15 Jan

Kombinasi Animasi 3D dan Isu Kekinian

Bagi mahasiswa jurusan Public Relation film ini mungkin saja bakal mengantarkan pada pembahasan menyoal Tanggung Jawab Sosial Perusahaan atau lebih karib dengan sebutan Corporate Social Responsibility (CSR). Film yang secara tersirat menyentil Etika Bisnis banyak korporat—di Indonesia khususnya—yang bukannya mengelola lingkungannya dengan baik malah menjadikan sekelilingnya harus rela dipusingkan imbas proyek-proyek tak bertanggung jawab.

Karya Fajar Ramayel yang diberi judul WachtenStaad ini menceritakan perjalanan tiga orang anak yang berasal dari sebuah kota bernama WachtenStaad yang penasaran dan belum sekalipun merasakan hangatnya sinar matahari karena awan tebal yang kerap menyelimuti kota mereka tersebut.

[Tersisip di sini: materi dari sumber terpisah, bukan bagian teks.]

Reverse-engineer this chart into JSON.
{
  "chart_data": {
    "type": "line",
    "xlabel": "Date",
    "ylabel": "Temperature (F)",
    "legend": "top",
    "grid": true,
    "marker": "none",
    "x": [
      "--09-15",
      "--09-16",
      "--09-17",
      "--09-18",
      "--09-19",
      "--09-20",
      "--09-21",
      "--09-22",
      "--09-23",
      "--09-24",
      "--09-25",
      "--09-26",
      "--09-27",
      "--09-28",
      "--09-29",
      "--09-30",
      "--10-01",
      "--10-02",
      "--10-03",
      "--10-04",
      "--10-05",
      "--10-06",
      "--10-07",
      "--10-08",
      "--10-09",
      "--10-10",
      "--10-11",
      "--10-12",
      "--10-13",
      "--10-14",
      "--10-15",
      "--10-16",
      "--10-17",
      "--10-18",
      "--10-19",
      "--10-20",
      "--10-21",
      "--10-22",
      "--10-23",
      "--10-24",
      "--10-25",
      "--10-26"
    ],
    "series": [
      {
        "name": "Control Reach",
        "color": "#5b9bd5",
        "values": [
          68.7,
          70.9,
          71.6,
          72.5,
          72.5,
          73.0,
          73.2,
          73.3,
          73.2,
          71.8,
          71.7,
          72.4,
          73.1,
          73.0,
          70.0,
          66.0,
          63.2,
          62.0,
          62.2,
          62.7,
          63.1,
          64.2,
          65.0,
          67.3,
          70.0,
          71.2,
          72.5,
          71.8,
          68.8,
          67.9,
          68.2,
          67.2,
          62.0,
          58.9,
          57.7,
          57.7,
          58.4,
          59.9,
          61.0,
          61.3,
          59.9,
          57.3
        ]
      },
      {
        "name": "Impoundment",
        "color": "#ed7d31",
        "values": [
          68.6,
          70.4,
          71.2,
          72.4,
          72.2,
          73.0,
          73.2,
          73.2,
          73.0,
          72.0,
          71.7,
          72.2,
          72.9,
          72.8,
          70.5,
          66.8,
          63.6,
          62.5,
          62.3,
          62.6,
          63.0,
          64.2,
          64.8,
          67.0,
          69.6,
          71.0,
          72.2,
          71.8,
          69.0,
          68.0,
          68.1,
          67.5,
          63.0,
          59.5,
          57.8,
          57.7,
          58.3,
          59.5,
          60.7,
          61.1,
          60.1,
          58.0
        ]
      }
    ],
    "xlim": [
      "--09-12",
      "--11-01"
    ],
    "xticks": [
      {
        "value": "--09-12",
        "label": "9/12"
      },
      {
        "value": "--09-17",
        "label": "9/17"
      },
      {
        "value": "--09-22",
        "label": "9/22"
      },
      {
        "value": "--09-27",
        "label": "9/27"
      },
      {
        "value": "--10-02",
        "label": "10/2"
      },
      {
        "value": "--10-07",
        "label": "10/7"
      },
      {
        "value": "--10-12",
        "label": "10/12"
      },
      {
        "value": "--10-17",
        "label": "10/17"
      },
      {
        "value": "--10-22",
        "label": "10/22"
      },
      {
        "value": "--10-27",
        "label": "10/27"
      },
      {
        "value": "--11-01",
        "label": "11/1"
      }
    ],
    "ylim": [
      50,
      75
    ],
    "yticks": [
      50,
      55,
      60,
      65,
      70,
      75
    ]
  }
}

Nama ‘WachtenStaad’ diambil sang sutradara dengan memadukan dua kata dalam bahasa Belanda yaitu ‘Wachten’ yang berarti ‘menunggu’ dan ‘Staat’ yang artinya ‘kota’. Jadi secara harfiah ‘WachtenStaad’ boleh diartikan sebagai ‘kota yang menunggu untuk diselamatkan’.

Film animasi dengan format 3D ini dibuka dengan narasi yang menjelaskan mengapa kota WachtenStaad selama 20 tahun belum juga terpapar sinar matahari. Jika di Indonesia sempat diramaikan dengan kasus Teluk Buyat yang dimanfaatkan oleh PT Newmont Minahasa Raya sebagai aliran penempatan limbah untuk aktivitas pertambangan emasnya, dalam film ini proyek bernama ‘Betterworld’ yang ditengarai menjadi biang keladi.

Proyek ‘Betterworld’ pada awalnya memang mendapat kecaman keras dari beberapa negara. Meskipun proyek ini diklaim penting untuk keberlangsungan hidup masyarakat luas, namun nyatanya tidak sesuai dengan namanya karena malah menyimpan dampak sebaliknya. Proyek ‘Betterworld’ mendapat potes keras dari berbagai kalangan pada tahun-tahun pertamanya, hingga tahun ke-5 protes-protes itu mulai berkurang, dan kini menginjak tahun ke-20 masyarakat tampaknya telah melupakan efek samping dari proyek tersebut. Jika ingin ditarik dalam konteks masa kini, hal di atas mungkin mirip-mirip dengan penolakan reklamasi Teluk Benoa di Bali dari berbagai kalangan karena dianggap bakal merusak ekosistem dan Analisis Mengenai Dampak Lingkungannya-nya (AMDAL) yang dinilai janggal.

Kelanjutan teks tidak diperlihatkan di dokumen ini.